The death of Napoleon in 1821 inspired Manzoni with the remarkable lyric composition El cinco de mayo (Il cinque maggio). The political events of that year, together with the imprisonment of many of his friends, made a dent in Manzoni, and the work he carried out in that period was mainly inspired by historical studies, in which he sought a distraction, after retiring to Brusuglio . In the same year, he wrote March 1821, an ode about the insurrection against the Austrians.
Meanwhile, he began to give shape to his novel Fermo e Lucia, the first version of Los novios (I promessi sposi), which he completed in September 1822. After the revision made by his friends, between 1825 and 1827, it was published at the rate of one volume per year. This work definitively consecrated Manzoni.
Also in 1822, Manzoni published his second Adelchi tragedy, which deals with the overthrow by Charlemagne of the Longobard domination in Italy, and which contains many veiled allusions to the Austrian occupation.
Next, Manzoni laboriously reworked The Bride and Groom using Italian in its Tuscan form, and in 1840 he published this rewrite, together with the work The History of the Infamous Column (La storia della colonna infamous), which takes up and develops the subject of the ungidores and the plague, which had already had a relevant part in his previous novel. He also wrote a short treatise on the Italian language.

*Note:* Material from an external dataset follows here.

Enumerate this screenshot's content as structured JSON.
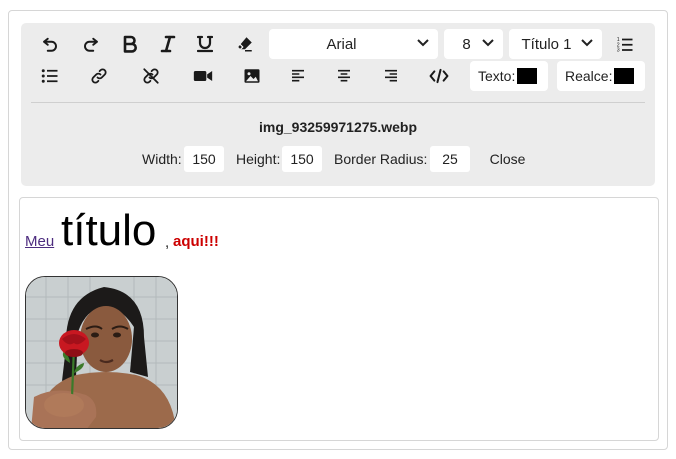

The last years of Manzoni’s life were marked by misfortunes. After the death of his wife in 1833, several of his sons followed, including his first-born Giulia, wife of Massimo D’Azeglio, and his mother’s. In 1837 he married in second nuptials with Teresa Borri, widow of Count Stampa. Manzoni also survived this second wife. Only two of the nine children he had between the two marriages survived him.
The death of the eldest of men, Pier Luigi, on April 28, 1873, was the coup de grace. He fell ill immediately and died of a meningitis on May 22. There was a massive participation in the solemn funeral that took place in Milan, and he was attended by the highest personalities of the State. In 1874 Giuseppe Verdi composed the Requiem Mass, on the anniversary of his death, to honor his memory.
Cesare Cantù (1885), Angelo de Gubernatis (1879) and Arturo Graf (1898) wrote the first biographies of Manzoni. Some of Manzoni’s letters were published by Giovanni Sforza in 1882. In the twentieth century, he highlighted the reconstruction, made with family letters, of Natalia Ginzburg: The Manzoni family.